Only open emails of known origin - check the email address and not the name;
If opening, do not click on any links or attachments and report to the Cybersecurity Team;
Confirm the veracity of known emails;
Do not send sensitive information - if you have to send it, encrypt the content;
Mark spam so that the system makes a previous selection;
Always log out when you finish using your email.
WHEN USING A MOBILE PHONE AND/OR LAPTOP
Do not use private devices for professional purposes;
Activate auto-lock and do not leave devices unlocked;
Use passwords or PIN with a limit of login attempts;
Cover and disable the laptop microphone - active only when necessary;
Use privacy filters on the laptop screen;
Protect laptop USB ports;
Never use flash drives or other unknown USB devices; Avoid prying eyes.
WHEN USING A PASSWORD
You should keep it secret
Use the rule of complexity: more than 10 characters, with uppercase, lowercase, numeric, and special characters - do not use predictable terms (e.g. name of your hometown);
It should be changed regularly (e.g. every 2 months);
It should be used on one platform only (e.g. one, in e-mail; another, on a social network; etc.) - use a key manager;
It should never be stored on post-its, lists, or browsers;
If possible, you should use two-factor authentication (second verification after password).

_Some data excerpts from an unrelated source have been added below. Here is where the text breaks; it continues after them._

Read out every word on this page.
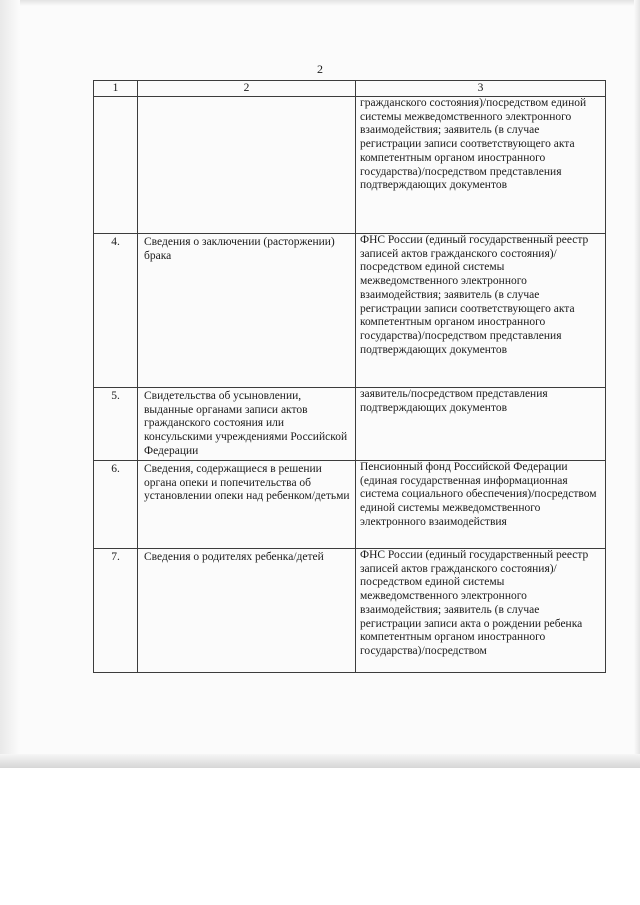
2
1	2	3
		гражданского состояния)/посредством единой системы межведомственного электронного взаимодействия; заявитель (в случае регистрации записи соответствующего акта компетентным органом иностранного государства)/посредством представления подтверждающих документов
4.	Сведения о заключении (расторжении) брака	ФНС России (единый государственный реестр записей актов гражданского состояния)/посредством единой системы межведомственного электронного взаимодействия; заявитель (в случае регистрации записи соответствующего акта компетентным органом иностранного государства)/посредством представления подтверждающих документов
5.	Свидетельства об усыновлении, выданные органами записи актов гражданского состояния или консульскими учреждениями Российской Федерации	заявитель/посредством представления подтверждающих документов
6.	Сведения, содержащиеся в решении органа опеки и попечительства об установлении опеки над ребенком/детьми	Пенсионный фонд Российской Федерации (единая государственная информационная система социального обеспечения)/посредством единой системы межведомственного электронного взаимодействия
7.	Сведения о родителях ребенка/детей	ФНС России (единый государственный реестр записей актов гражданского состояния)/посредством единой системы межведомственного электронного взаимодействия; заявитель (в случае регистрации записи акта о рождении ребенка компетентным органом иностранного государства)/посредством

WHEN YOU CONNECT TO AND SURF THE INTERNET
Do not use public Wi-Fi networks - if you do, use a VPN (virtual private network);
Do not use unauthorised cloud storage services;
Always keep your Bluetooth switched off;
Consider that addresses with "HTTPS" are more secure (e.g. install the HTTPS Everywhere extension, making browsing in Firefox and Chrome more secure);
Do not download suspicious Apps and refuse when they ask for unnecessary access permissions.
WHEN EXCHANGING MESSAGES
Consider that some text messages can be captured and others can infect your phone with malware - take the same care as you do with e-mail;
Consider that WhatsApp messages can be shared and sometimes deciphered by others - do not share confidential information.